Tijdens de zitting is komen vast te staan dat verweerder op 12 april 2009, toen hij patiënt bezocht, wist dat op 11 april door een collega Salbutamol was voorgeschreven en ook kennis had genomen van de inhoud van het waarneembericht met betrekking tot het op 12 april  gevoerde telefoongesprek op de huisartsenpost, naar aanleiding waarvan verweerder patiënt thuis heeft bezocht.

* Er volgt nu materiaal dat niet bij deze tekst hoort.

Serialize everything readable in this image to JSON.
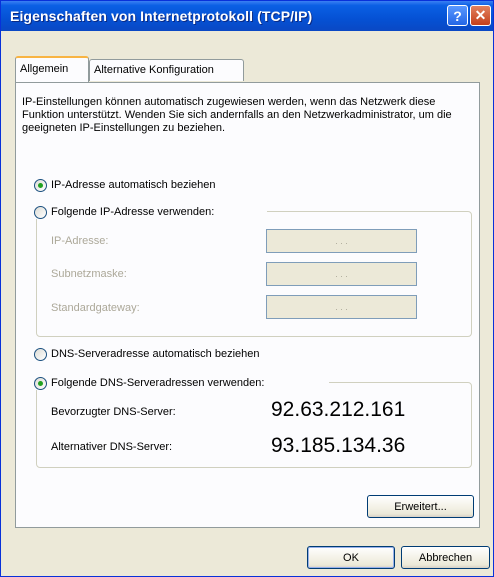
{
  "window": {
    "title": "Eigenschaften von Internetprotokoll (TCP/IP)",
    "help_glyph": "?",
    "close_glyph": "✕"
  },
  "tabs": [
    {
      "label": "Allgemein",
      "active": true
    },
    {
      "label": "Alternative Konfiguration",
      "active": false
    }
  ],
  "description": "IP-Einstellungen können automatisch zugewiesen werden, wenn das Netzwerk diese Funktion unterstützt. Wenden Sie sich andernfalls an den Netzwerkadministrator, um die geeigneten IP-Einstellungen zu beziehen.",
  "ip": {
    "auto_label": "IP-Adresse automatisch beziehen",
    "auto_selected": true,
    "manual_label": "Folgende IP-Adresse verwenden:",
    "manual_selected": false,
    "fields": [
      {
        "label": "IP-Adresse:",
        "value": ".   .   ."
      },
      {
        "label": "Subnetzmaske:",
        "value": ".   .   ."
      },
      {
        "label": "Standardgateway:",
        "value": ".   .   ."
      }
    ]
  },
  "dns": {
    "auto_label": "DNS-Serveradresse automatisch beziehen",
    "auto_selected": false,
    "manual_label": "Folgende DNS-Serveradressen verwenden:",
    "manual_selected": true,
    "preferred_label": "Bevorzugter DNS-Server:",
    "preferred_value": "92.63.212.161",
    "alternate_label": "Alternativer DNS-Server:",
    "alternate_value": "93.185.134.36"
  },
  "buttons": {
    "advanced": "Erweitert...",
    "ok": "OK",
    "cancel": "Abbrechen"
  }
}
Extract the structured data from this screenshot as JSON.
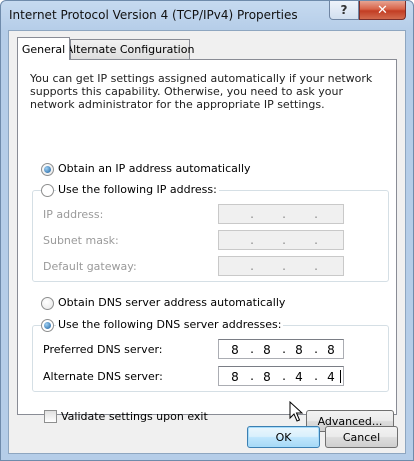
{
  "window": {
    "title": "Internet Protocol Version 4 (TCP/IPv4) Properties",
    "help_label": "?",
    "close_label": "✕"
  },
  "tabs": [
    {
      "label": "General",
      "active": true
    },
    {
      "label": "Alternate Configuration",
      "active": false
    }
  ],
  "general": {
    "description": "You can get IP settings assigned automatically if your network supports this capability. Otherwise, you need to ask your network administrator for the appropriate IP settings.",
    "ip_auto_label": "Obtain an IP address automatically",
    "ip_manual_label": "Use the following IP address:",
    "ip_mode": "auto",
    "ip_fields": [
      {
        "label": "IP address:",
        "octets": [
          "",
          "",
          "",
          ""
        ]
      },
      {
        "label": "Subnet mask:",
        "octets": [
          "",
          "",
          "",
          ""
        ]
      },
      {
        "label": "Default gateway:",
        "octets": [
          "",
          "",
          "",
          ""
        ]
      }
    ],
    "dns_auto_label": "Obtain DNS server address automatically",
    "dns_manual_label": "Use the following DNS server addresses:",
    "dns_mode": "manual",
    "dns_fields": [
      {
        "label": "Preferred DNS server:",
        "octets": [
          "8",
          "8",
          "8",
          "8"
        ]
      },
      {
        "label": "Alternate DNS server:",
        "octets": [
          "8",
          "8",
          "4",
          "4"
        ]
      }
    ],
    "validate_label": "Validate settings upon exit",
    "validate_checked": false,
    "advanced_label": "Advanced..."
  },
  "buttons": {
    "ok_label": "OK",
    "cancel_label": "Cancel"
  }
}
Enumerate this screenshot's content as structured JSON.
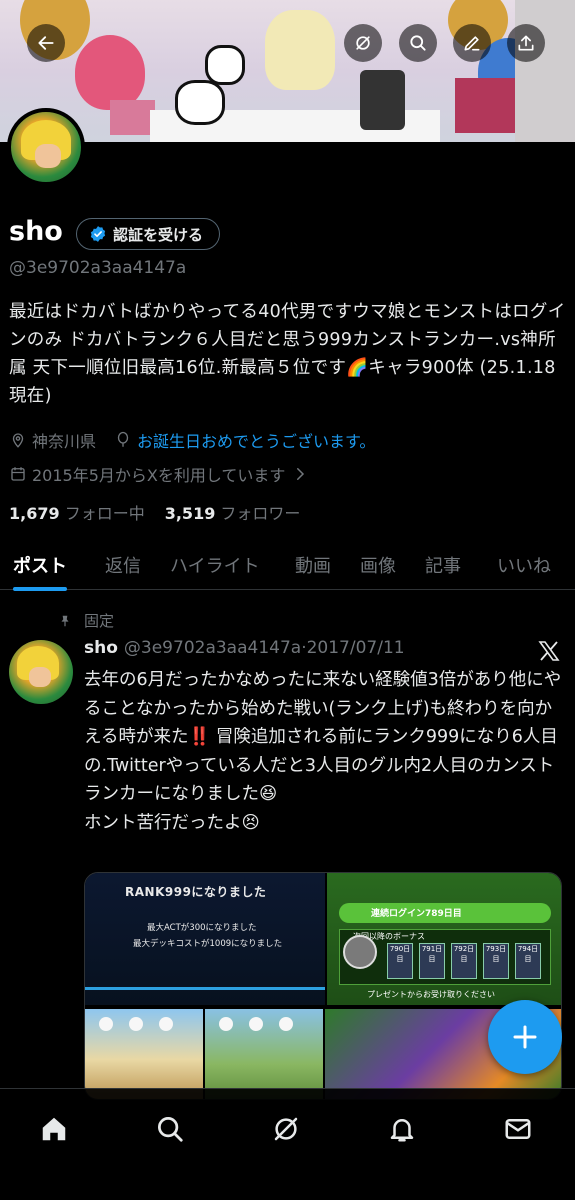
{
  "header": {
    "back_icon": "arrow-left-icon",
    "grok_icon": "grok-icon",
    "search_icon": "search-icon",
    "edit_icon": "pen-icon",
    "share_icon": "share-icon"
  },
  "profile": {
    "name": "sho",
    "verify_label": "認証を受ける",
    "handle": "@3e9702a3aa4147a",
    "bio": "最近はドカバトばかりやってる40代男ですウマ娘とモンストはログインのみ ドカバトランク６人目だと思う999カンストランカー.vs神所属 天下一順位旧最高16位.新最高５位です🌈キャラ900体 (25.1.18現在)",
    "location": "神奈川県",
    "birthday_text": "お誕生日おめでとうございます。",
    "joined": "2015年5月からXを利用しています",
    "following_count": "1,679",
    "following_label": "フォロー中",
    "followers_count": "3,519",
    "followers_label": "フォロワー"
  },
  "tabs": [
    {
      "label": "ポスト",
      "active": true
    },
    {
      "label": "返信"
    },
    {
      "label": "ハイライト"
    },
    {
      "label": "動画"
    },
    {
      "label": "画像"
    },
    {
      "label": "記事"
    },
    {
      "label": "いいね"
    }
  ],
  "pinned_post": {
    "pinned_label": "固定",
    "author_name": "sho",
    "author_handle": "@3e9702a3aa4147a",
    "separator": "·",
    "date": "2017/07/11",
    "text_lines": [
      "去年の6月だったかなめったに来ない経験値3倍があり他にやることなかったから始めた戦い(ランク上げ)も終わりを向かえる時が来た‼️ 冒険追加される前にランク999になり6人目の.Twitterやっている人だと3人目のグル内2人目のカンストランカーになりました😆",
      "ホント苦行だったよ😣"
    ],
    "media": {
      "rank_title": "RANK999になりました",
      "rank_line1": "最大ACTが300になりました",
      "rank_line2": "最大デッキコストが1009になりました",
      "login_title": "連続ログイン789日目",
      "login_sub": "次回以降のボーナス",
      "login_days": [
        "790日目",
        "791日目",
        "792日目",
        "793日目",
        "794日目"
      ],
      "login_footer": "プレゼントからお受け取りください"
    }
  },
  "fab": {
    "icon": "plus-icon"
  },
  "bottom_nav": [
    "home-icon",
    "search-icon",
    "grok-icon",
    "notifications-icon",
    "messages-icon"
  ],
  "colors": {
    "accent": "#1d9bf0",
    "background": "#000000",
    "text": "#e7e9ea",
    "muted": "#71767b"
  }
}
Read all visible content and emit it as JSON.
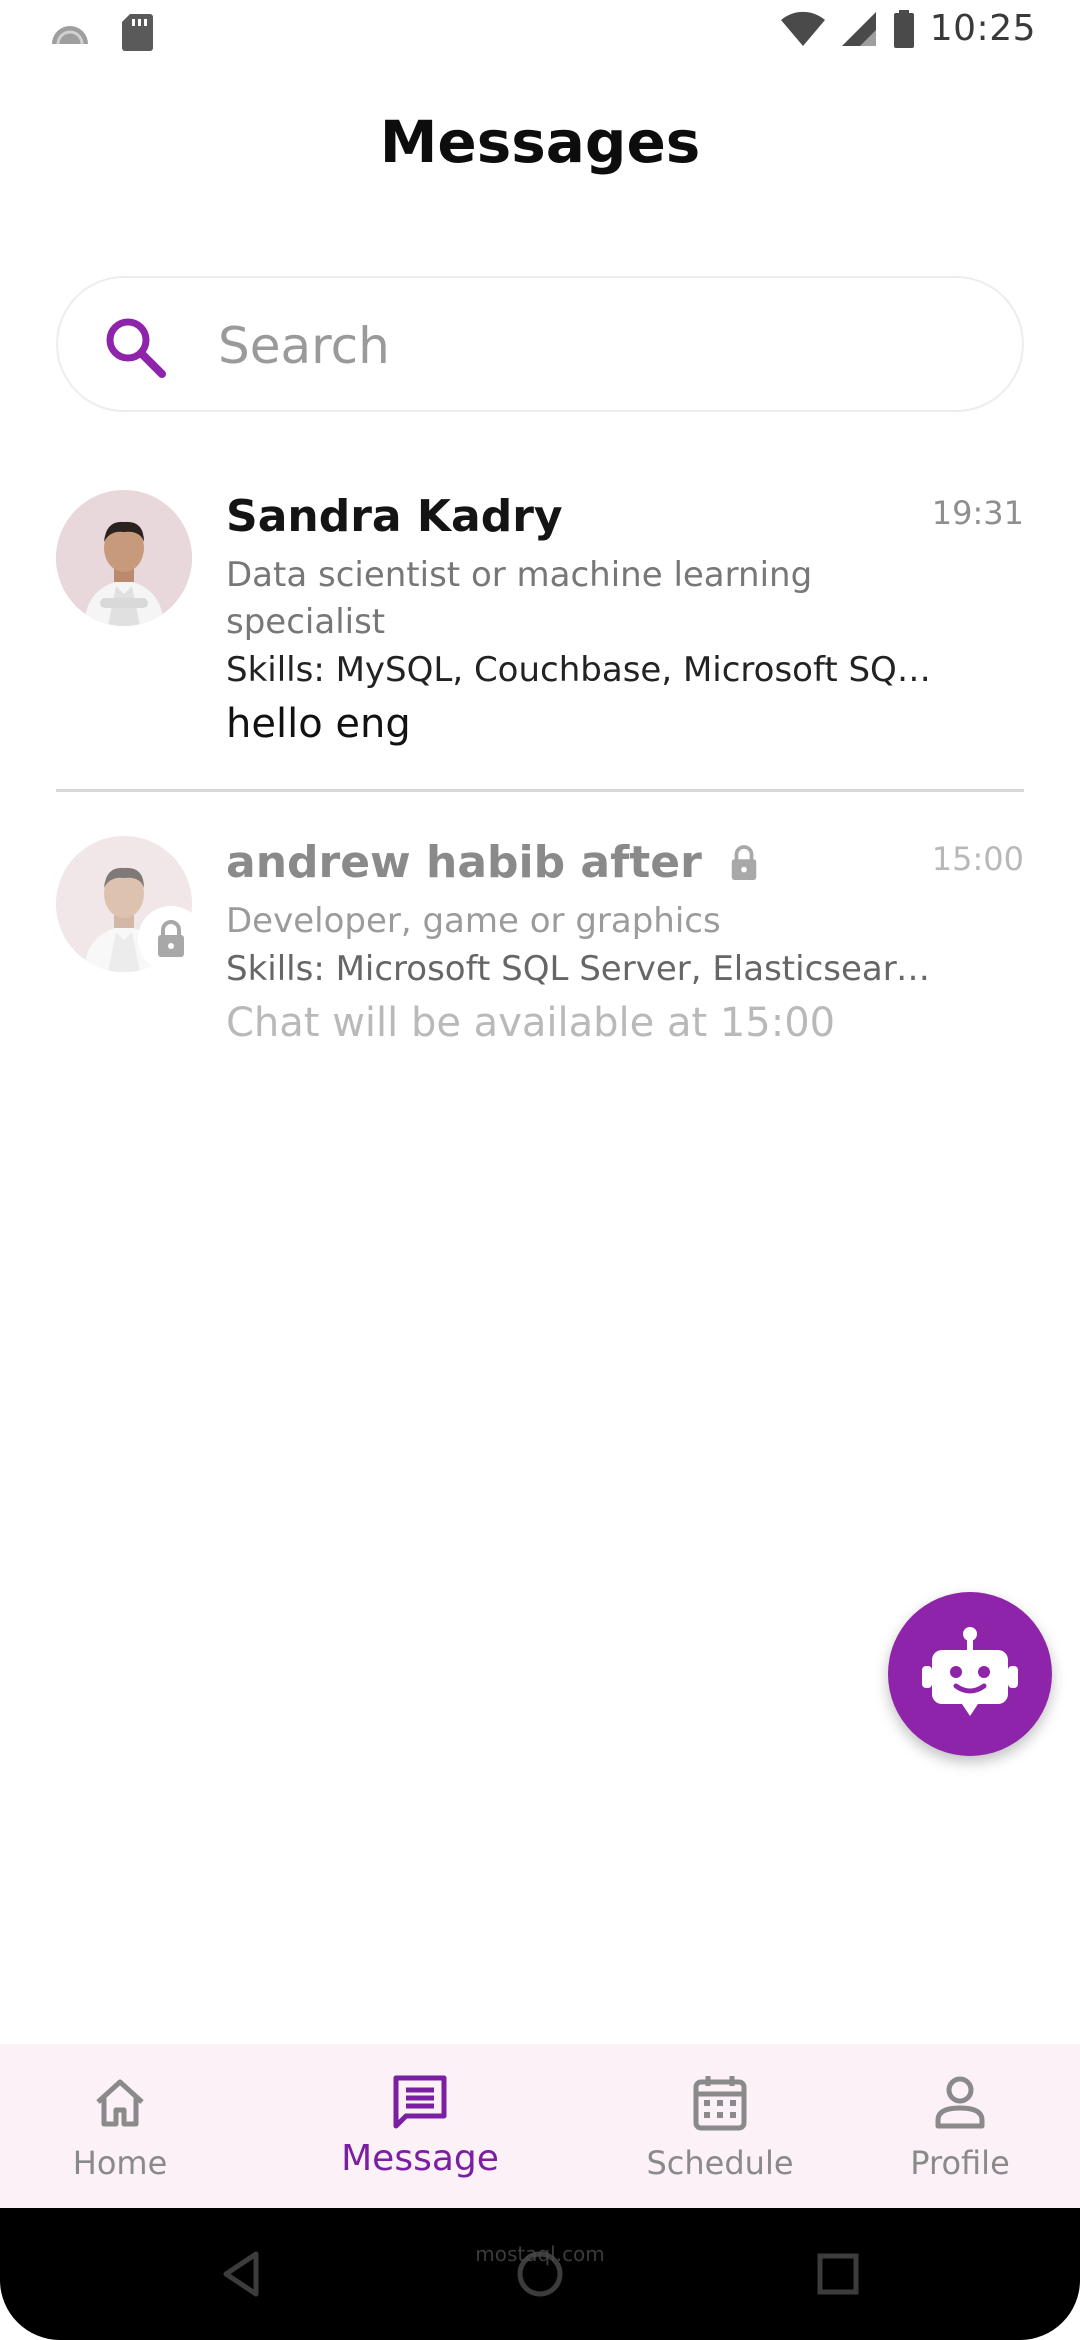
{
  "status_bar": {
    "time": "10:25"
  },
  "header": {
    "title": "Messages"
  },
  "search": {
    "placeholder": "Search",
    "value": ""
  },
  "chats": [
    {
      "name": "Sandra Kadry",
      "role": "Data scientist or machine learning specialist",
      "skills": "Skills: MySQL, Couchbase, Microsoft SQL ...",
      "last_message": "hello eng",
      "time": "19:31",
      "locked": false
    },
    {
      "name": "andrew habib after",
      "role": "Developer, game or graphics",
      "skills": "Skills: Microsoft SQL Server, Elasticsearch",
      "last_message": "Chat will be available at 15:00",
      "time": "15:00",
      "locked": true
    }
  ],
  "bottom_nav": {
    "items": [
      {
        "label": "Home",
        "icon": "home-icon",
        "active": false
      },
      {
        "label": "Message",
        "icon": "message-icon",
        "active": true
      },
      {
        "label": "Schedule",
        "icon": "calendar-icon",
        "active": false
      },
      {
        "label": "Profile",
        "icon": "profile-icon",
        "active": false
      }
    ]
  },
  "watermark": {
    "text": "mostaql.com"
  },
  "colors": {
    "accent": "#8e24aa",
    "accent_dark": "#7b1fa2",
    "nav_bg": "#fbf1f7"
  }
}
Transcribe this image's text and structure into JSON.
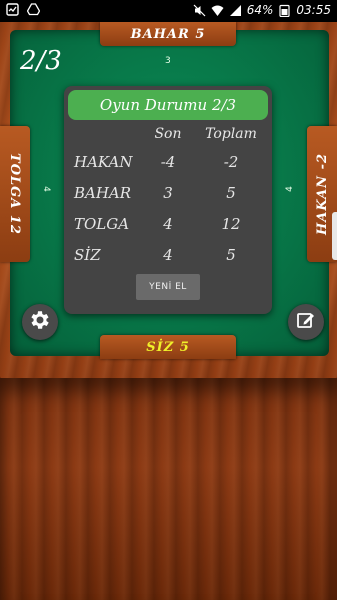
{
  "status_bar": {
    "battery": "64%",
    "time": "03:55"
  },
  "game": {
    "round": "2/3",
    "players": {
      "top": "BAHAR 5",
      "left": "TOLGA 12",
      "right": "HAKAN -2",
      "bottom": "SİZ 5"
    },
    "bids": {
      "top": "3",
      "left": "4",
      "right": "4"
    },
    "colors": {
      "felt": "#087a4a",
      "dialog_header": "#4caf50",
      "self_name": "#f0f02a"
    }
  },
  "dialog": {
    "title": "Oyun Durumu 2/3",
    "columns": [
      "Son",
      "Toplam"
    ],
    "rows": [
      {
        "name": "HAKAN",
        "son": "-4",
        "toplam": "-2"
      },
      {
        "name": "BAHAR",
        "son": "3",
        "toplam": "5"
      },
      {
        "name": "TOLGA",
        "son": "4",
        "toplam": "12"
      },
      {
        "name": "SİZ",
        "son": "4",
        "toplam": "5"
      }
    ],
    "new_hand_label": "YENİ EL"
  },
  "icons": {
    "settings": "gear-icon",
    "edit": "edit-icon"
  }
}
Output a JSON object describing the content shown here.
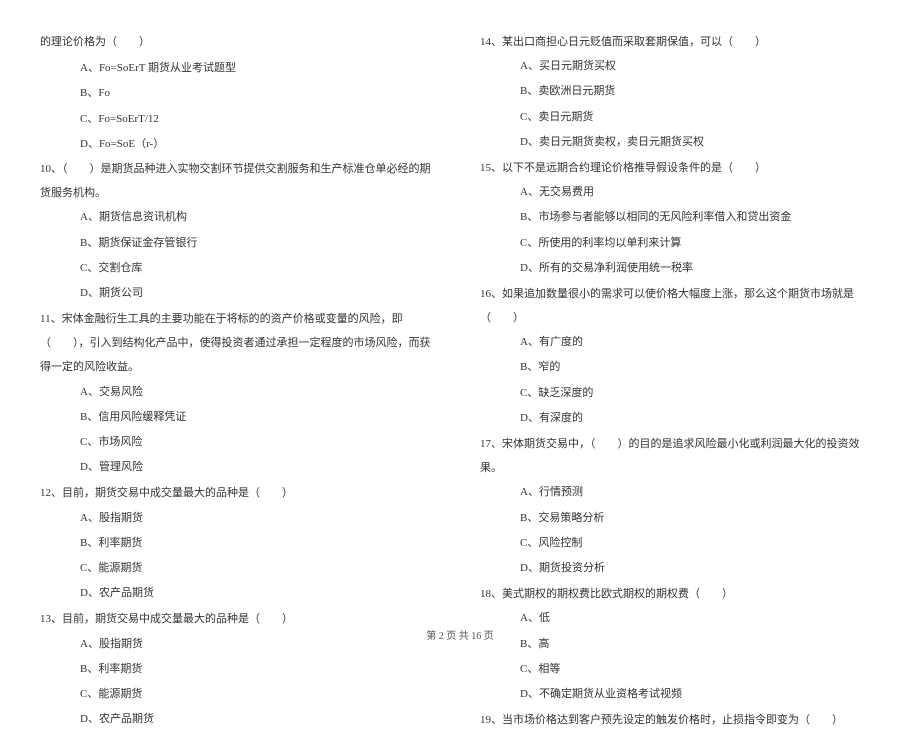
{
  "left_column": {
    "intro": "的理论价格为（　　）",
    "intro_options": [
      "A、Fo=SoErT 期货从业考试题型",
      "B、Fo",
      "C、Fo=SoErT/12",
      "D、Fo=SoE（r-）"
    ],
    "questions": [
      {
        "number": "10、",
        "text": "（　　）是期货品种进入实物交割环节提供交割服务和生产标准仓单必经的期货服务机构。",
        "options": [
          "A、期货信息资讯机构",
          "B、期货保证金存管银行",
          "C、交割仓库",
          "D、期货公司"
        ]
      },
      {
        "number": "11、",
        "text": "宋体金融衍生工具的主要功能在于将标的的资产价格或变量的风险，即（　　），引入到结构化产品中，使得投资者通过承担一定程度的市场风险，而获得一定的风险收益。",
        "options": [
          "A、交易风险",
          "B、信用风险缓释凭证",
          "C、市场风险",
          "D、管理风险"
        ]
      },
      {
        "number": "12、",
        "text": "目前，期货交易中成交量最大的品种是（　　）",
        "options": [
          "A、股指期货",
          "B、利率期货",
          "C、能源期货",
          "D、农产品期货"
        ]
      },
      {
        "number": "13、",
        "text": "目前，期货交易中成交量最大的品种是（　　）",
        "options": [
          "A、股指期货",
          "B、利率期货",
          "C、能源期货",
          "D、农产品期货"
        ]
      }
    ]
  },
  "right_column": {
    "questions": [
      {
        "number": "14、",
        "text": "某出口商担心日元贬值而采取套期保值，可以（　　）",
        "options": [
          "A、买日元期货买权",
          "B、卖欧洲日元期货",
          "C、卖日元期货",
          "D、卖日元期货卖权，卖日元期货买权"
        ]
      },
      {
        "number": "15、",
        "text": "以下不是远期合约理论价格推导假设条件的是（　　）",
        "options": [
          "A、无交易费用",
          "B、市场参与者能够以相同的无风险利率借入和贷出资金",
          "C、所使用的利率均以单利来计算",
          "D、所有的交易净利润使用统一税率"
        ]
      },
      {
        "number": "16、",
        "text": "如果追加数量很小的需求可以使价格大幅度上涨，那么这个期货市场就是（　　）",
        "options": [
          "A、有广度的",
          "B、窄的",
          "C、缺乏深度的",
          "D、有深度的"
        ]
      },
      {
        "number": "17、",
        "text": "宋体期货交易中，（　　）的目的是追求风险最小化或利润最大化的投资效果。",
        "options": [
          "A、行情预测",
          "B、交易策略分析",
          "C、风险控制",
          "D、期货投资分析"
        ]
      },
      {
        "number": "18、",
        "text": "美式期权的期权费比欧式期权的期权费（　　）",
        "options": [
          "A、低",
          "B、高",
          "C、相等",
          "D、不确定期货从业资格考试视频"
        ]
      },
      {
        "number": "19、",
        "text": "当市场价格达到客户预先设定的触发价格时，止损指令即变为（　　）",
        "options": []
      }
    ]
  },
  "footer": "第 2 页 共 16 页"
}
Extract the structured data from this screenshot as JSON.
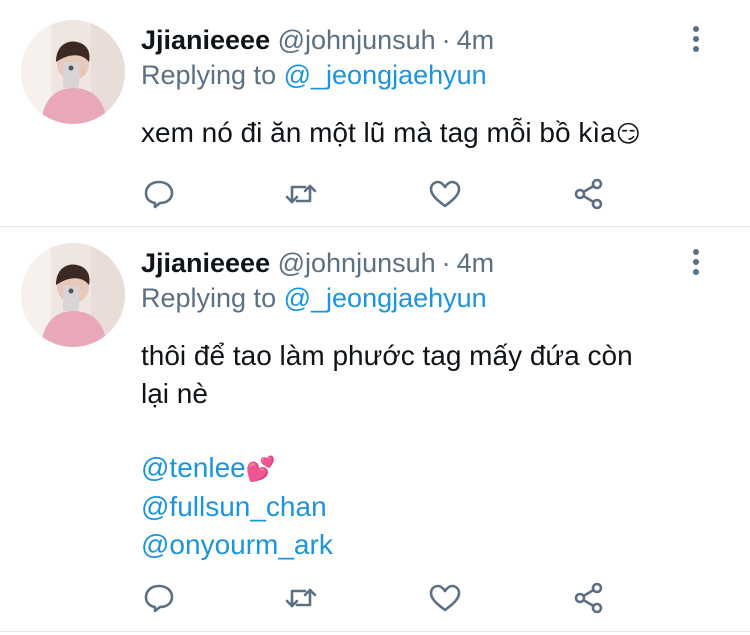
{
  "tweets": [
    {
      "name": "Jjianieeee",
      "handle": "@johnjunsuh",
      "separator": "·",
      "time": "4m",
      "replying_prefix": "Replying to",
      "replying_handle": "@_jeongjaehyun",
      "text": "xem nó đi ăn một lũ mà tag mỗi bồ kìa",
      "text_emoji": "😏",
      "icons": [
        "reply-icon",
        "retweet-icon",
        "like-icon",
        "share-icon"
      ]
    },
    {
      "name": "Jjianieeee",
      "handle": "@johnjunsuh",
      "separator": "·",
      "time": "4m",
      "replying_prefix": "Replying to",
      "replying_handle": "@_jeongjaehyun",
      "text_line1": "thôi để tao làm phước tag mấy đứa còn",
      "text_line2": "lại nè",
      "mentions": [
        {
          "handle": "@tenlee",
          "emoji": "💕"
        },
        {
          "handle": "@fullsun_chan",
          "emoji": ""
        },
        {
          "handle": "@onyourm_ark",
          "emoji": ""
        }
      ],
      "icons": [
        "reply-icon",
        "retweet-icon",
        "like-icon",
        "share-icon"
      ]
    }
  ],
  "colors": {
    "link": "#1b95e0",
    "secondary": "#5b7083",
    "text": "#0f1419",
    "divider": "#e3e6e8"
  }
}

Verweerder heeft met stelligheid beweerd patiënt naar pijn in de borst te hebben gevraagd en daarop steeds een ontkennend antwoord te hebben gekregen. Bovengenoemde getuige verklaarde dat patiënt bij herhaling heeft aangegeven pijn op de borst te ervaren. Verweerder heeft wel erkend niet te hebben doorgevraagd op de vermeldingen in het waarneembericht ‘een krampend gevoel in het bovenlijf… misselijk…zweten’. Naar het oordeel van het college is er geen sprake geweest van een duidelijke c.q. eenduidige diagnose. Verweerder heeft immers ook zelf in het waarneembericht een aantal mogelijkheden met een of twee vraagtekens vermeld. Opvallend is dat verweerder zeer getroffen was door de vervuiling in de woning. Niet is gebleken dat verweerder naar de oorzaken daarvan heeft gevraagd en evenmin of die vervuiling al dan niet van langere duur was. Het college kan zich, mede gelet op hetgeen in het waarneembericht is opgetekend, niet aan de indruk onttrekken, dat de vervuiling bij het komen tot een diagnose een rol heeft gespeeld. Nu verweerder kennelijk twijfels had over zijn diagnose, had hij daarop zijn beleid moeten afstemmen en kon hij niet volstaan met de mededeling dat patiënt bij verslechtering van de toestand de huisartsenpost moest bellen, zeker niet nu door of namens patiënt tweemaal in het pinksterweekend de huisartsenpost is gebeld. Verweerder had in deze onzekere situatie meer professionele hulp moeten verlenen. In dat opzicht wordt de sub 1 geformuleerde klacht gegrond bevonden.

Voorts is het college van oordeel dat het gebruik van de term ‘teringzooi’, ook al bedoelde verweerder de vervuiling eerlijkheidshalve te beschrijven, niet passend is. Dat verweerder de bedoeling had patiënt en zijn familie te beledigen kan evenwel nergens uit worden afgeleid.

Op grond van hetgeen hiervoor is overwogen is het college van oordeel dat het opleggen van de maatregel van waarschuwing passend is.

6. De beslissing

Het college:

-         legt de maatregel van waarschuwing op.

Aldus beslist door mr. P.G.T. Lindeman-Verhaar als voorzitter, mr. E.J.M. Walstock-Krens als lid-jurist, dr. G.H.M.I. Beusmans, dr. E.C.M. Bollen en L. Relik-van Wely als leden-beroepsgenoten, in aanwezigheid van mr. dr. J.C. Out als secretaris, en in het openbaar uitgesproken op 7 juli 2010 in aanwezigheid van de secretaris.